Tldr; In an in vivo context the answer is going to be dependent on DNA sequence and context.
Simplistically, Eukaryotic genes promoters can be segmented in to several parts. The first, a core promoter region where RNA pol II will bind. This isn't capable of a robust transcriptional response on its own and relies on proximal promoter regions, or more specifically transcription factor binding to the proximal promoters. Proximal promoters are usually 100 or so base pairs upstream of the transcription start site and will bind proteins that will assist in Pol II binding and activation (or silencing). Enhancers (and Silencers) are conceptually similar to proximal promoter regions with the exception that they can be a looooooooooong way away from the transcription start site in sequence space. See here:1.
So, if you just wanted to drive expression of a transgene in a cell line in the lab there are plenty of established cloned promoters and enhancer regions known to work such as SV40 or Gal4. This would be an example of "replacing the promoter". That's exactly what it is and why these sequences were chosen to be cloned.
If you are asking which regions are specific to activate or repress a gene in vivo and/or in context then it will be, of course, context dependent and you'll have to find out yourself if someone hasn't already. Generally, these regions of effect will be binding sites for sequence specific transcription factors which interact with the core transcriptional machinery (or bind other proteins that do) to effect the rate of transcription. So, if the sequence is what can induce an effect, how can you find it? You can search for these sequence specific sites by analyzing your sequence of interest with a slew of computational tools for potential binding sites and directly assess any hits ability to increase/decrease expression as isolated units when cloned upstream of an appropriate reporter construct. I guess you could even go as far to CRISPR single base pairs in or out to "edit" any hits. Alternately, you could use a purely wet bench technique such as promoter bashing to similar effect - performing serial deletions to find out which part of your promoter is important for strong/medium/weak effects or activation/repression.

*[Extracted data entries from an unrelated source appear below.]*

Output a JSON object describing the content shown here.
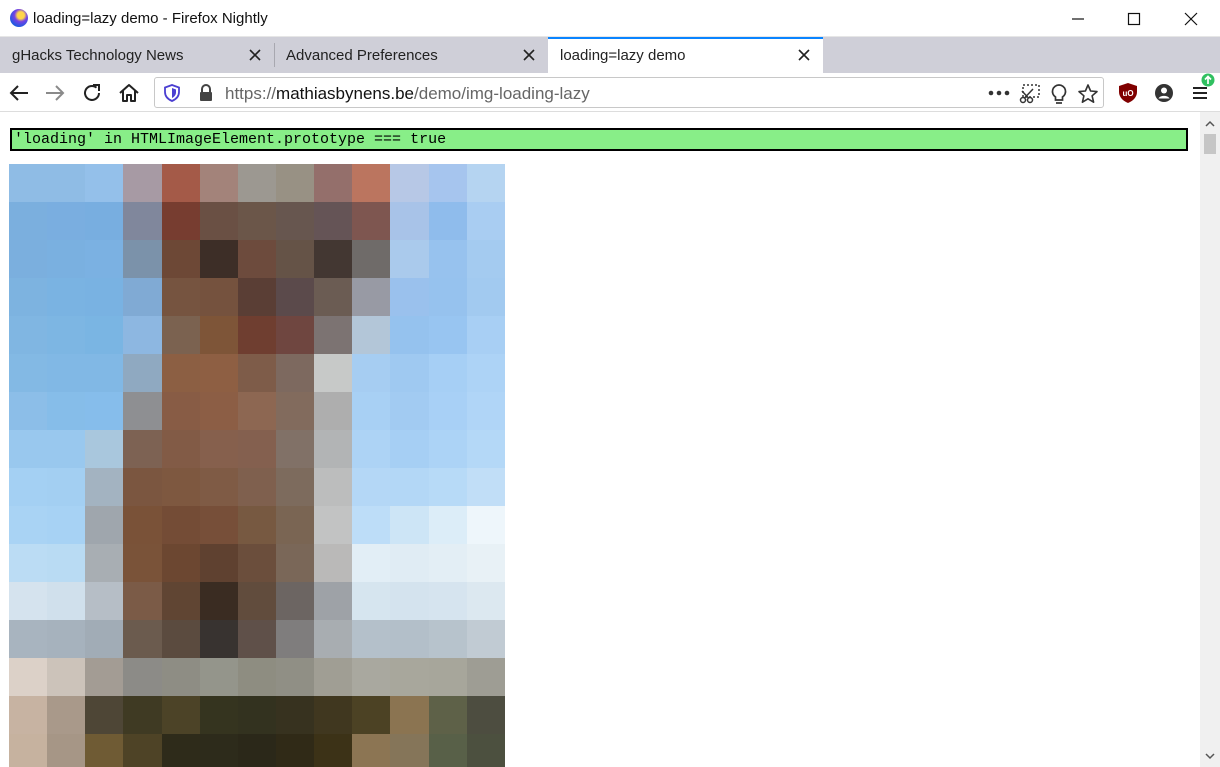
{
  "window": {
    "title": "loading=lazy demo - Firefox Nightly"
  },
  "tabs": [
    {
      "label": "gHacks Technology News"
    },
    {
      "label": "Advanced Preferences"
    },
    {
      "label": "loading=lazy demo"
    }
  ],
  "url": {
    "scheme": "https://",
    "host": "mathiasbynens.be",
    "path": "/demo/img-loading-lazy"
  },
  "page": {
    "check_text": "'loading' in HTMLImageElement.prototype === true"
  },
  "colors": {
    "accent": "#0a84ff",
    "check_bg": "#88ee88"
  },
  "image": {
    "description_colors": [
      [
        "#8fbce5",
        "#8fbce5",
        "#94c0ea",
        "#a79aa4",
        "#a45a48",
        "#a3837a",
        "#9c9891",
        "#989184",
        "#946f6b",
        "#bb755f",
        "#b7c8e6",
        "#a6c5ee",
        "#b5d4f1"
      ],
      [
        "#7bafde",
        "#7aaee0",
        "#78aee0",
        "#80879c",
        "#773d30",
        "#6a5044",
        "#6b5649",
        "#67564f",
        "#655456",
        "#7e5650",
        "#a8c3e8",
        "#8fbcec",
        "#a9cdf2"
      ],
      [
        "#7bafde",
        "#7ab0e0",
        "#7bb1e2",
        "#7b92aa",
        "#6d4836",
        "#3d2e27",
        "#6d4b3d",
        "#655347",
        "#433732",
        "#6f6b69",
        "#aacaec",
        "#97c2ee",
        "#a4cbf0"
      ],
      [
        "#7db3e0",
        "#7ab3e2",
        "#79b2e2",
        "#80aad4",
        "#765440",
        "#75523e",
        "#5a3e35",
        "#5b4a4b",
        "#6b5c53",
        "#989aa4",
        "#9ac1ed",
        "#96c2ee",
        "#a2caf0"
      ],
      [
        "#80b6e2",
        "#7db6e3",
        "#7ab5e3",
        "#8db7e1",
        "#7b6250",
        "#7e5538",
        "#6f3e30",
        "#6f4640",
        "#7c7372",
        "#b3c6d8",
        "#95c2ee",
        "#98c5f1",
        "#a8cff4"
      ],
      [
        "#83b9e4",
        "#81b8e5",
        "#81b8e5",
        "#8fa9c1",
        "#8c5f43",
        "#8e5f43",
        "#7e5c49",
        "#7d695f",
        "#c7c9c8",
        "#a6cdf2",
        "#9fc9f1",
        "#a6cff5",
        "#add3f6"
      ],
      [
        "#8cbee8",
        "#86bde9",
        "#86bdeb",
        "#8e8f92",
        "#885c45",
        "#8c5e45",
        "#8d6752",
        "#826b5d",
        "#aeaeae",
        "#a8d0f4",
        "#a2cbf2",
        "#a8d0f6",
        "#b0d5f7"
      ],
      [
        "#99c8ee",
        "#99c8ee",
        "#a9c7dd",
        "#7d6253",
        "#825b46",
        "#86604d",
        "#84604f",
        "#817167",
        "#b2b4b5",
        "#add3f5",
        "#a6cff4",
        "#acd3f6",
        "#b4d8f7"
      ],
      [
        "#a4d0f3",
        "#a3cff2",
        "#a3b3c1",
        "#7b5640",
        "#7e5840",
        "#7f5b45",
        "#7f604e",
        "#7d6b5d",
        "#bcbdbd",
        "#b4d7f6",
        "#b3d7f6",
        "#b7daf7",
        "#c1def7"
      ],
      [
        "#a9d3f4",
        "#a7d2f4",
        "#9fa6ad",
        "#7a5238",
        "#744c36",
        "#774f39",
        "#775941",
        "#7a6553",
        "#c2c3c3",
        "#bdddf8",
        "#cde5f6",
        "#dcedf8",
        "#eef6fb"
      ],
      [
        "#bbdcf4",
        "#b9dbf3",
        "#a8aeb3",
        "#7a5339",
        "#6c4731",
        "#5f4130",
        "#6b4e3c",
        "#7a6758",
        "#bab9b8",
        "#e2eef6",
        "#e0ecf4",
        "#e3eef5",
        "#e8f1f6"
      ],
      [
        "#d5e3ee",
        "#d0e0ec",
        "#b6bec6",
        "#7b5b47",
        "#604533",
        "#3a2c22",
        "#614c3d",
        "#6c6562",
        "#9ea2a7",
        "#d6e5ef",
        "#d4e3ee",
        "#d6e4ef",
        "#dce8f0"
      ],
      [
        "#a8b4bf",
        "#a6b2bd",
        "#a1acb6",
        "#6b5b4e",
        "#5b4b3f",
        "#383330",
        "#5f5049",
        "#7f7d7d",
        "#a8adb1",
        "#b4c0ca",
        "#b3bfc9",
        "#b7c3cc",
        "#c1cbd3"
      ],
      [
        "#dcd1c8",
        "#ccc3ba",
        "#a39c94",
        "#8c8b87",
        "#8e8d84",
        "#94958b",
        "#8e8d81",
        "#908f85",
        "#a09e94",
        "#a9a89f",
        "#a8a79c",
        "#a7a69b",
        "#9e9d94"
      ],
      [
        "#c7b3a2",
        "#a9998a",
        "#4e4636",
        "#3f3a23",
        "#4c4327",
        "#35341f",
        "#33321f",
        "#37321f",
        "#40371f",
        "#4c4224",
        "#8b7451",
        "#5e6148",
        "#4d4d40"
      ],
      [
        "#c6b29f",
        "#a69686",
        "#6f5b34",
        "#4e4326",
        "#2e2b1a",
        "#2d2b1b",
        "#2b2819",
        "#302a17",
        "#3c3217",
        "#8c7553",
        "#857559",
        "#586048",
        "#4c503f"
      ]
    ]
  }
}
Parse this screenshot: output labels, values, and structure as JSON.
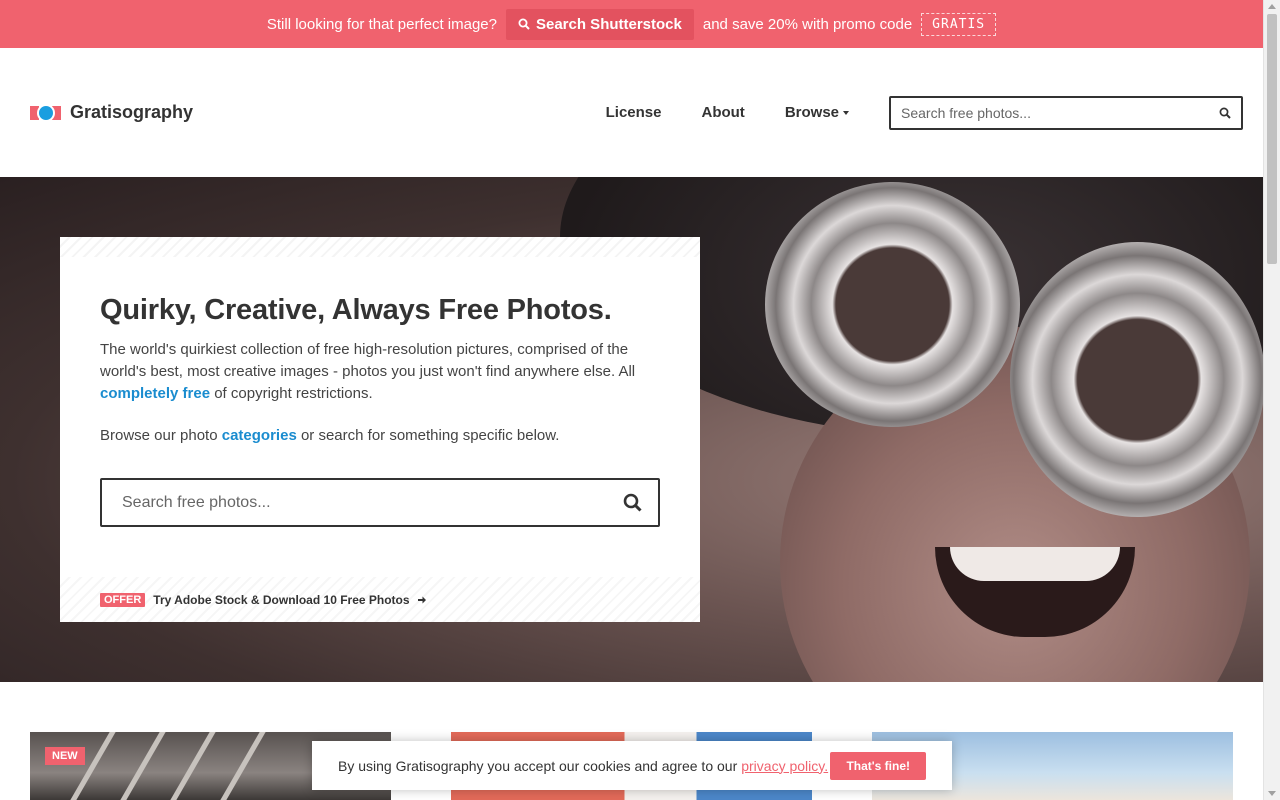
{
  "promo": {
    "lead": "Still looking for that perfect image?",
    "button": "Search Shutterstock",
    "tail": "and save 20% with promo code",
    "code": "GRATIS"
  },
  "header": {
    "logo": "Gratisography",
    "nav": [
      {
        "label": "License"
      },
      {
        "label": "About"
      },
      {
        "label": "Browse"
      }
    ],
    "search_placeholder": "Search free photos..."
  },
  "hero": {
    "title": "Quirky, Creative, Always Free Photos.",
    "description_before": "The world's quirkiest collection of free high-resolution pictures, comprised of the world's best, most creative images - photos you just won't find anywhere else. All ",
    "description_link": "completely free",
    "description_after": " of copyright restrictions.",
    "browse_before": "Browse our photo ",
    "browse_link": "categories",
    "browse_after": " or search for something specific below.",
    "search_placeholder": "Search free photos...",
    "offer_badge": "OFFER",
    "offer_text": "Try Adobe Stock & Download 10 Free Photos"
  },
  "gallery": {
    "badge": "NEW"
  },
  "cookie": {
    "text": "By using Gratisography you accept our cookies and agree to our",
    "link": "privacy policy.",
    "button": "That's fine!"
  },
  "colors": {
    "accent": "#f0626e",
    "link": "#1a8ccf",
    "logo_blue": "#1a9ee0"
  }
}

The Stark Lab developed a cool genome-wide approach looking at the ability of DNA to drive expression. Although, something worth bearing in mind is that in a normal in vivo situation everything is context dependent - one piece of sequence may be reliant on another close by (like the core promoter requires proximal promoters) or it may require one or more pieces of DNA that are distant in sequence space to be close by in 3D space (like distal enhancers).
People have also taken completely synthetic approaches to making promoters .
This would be easier to answer if your question was more specific.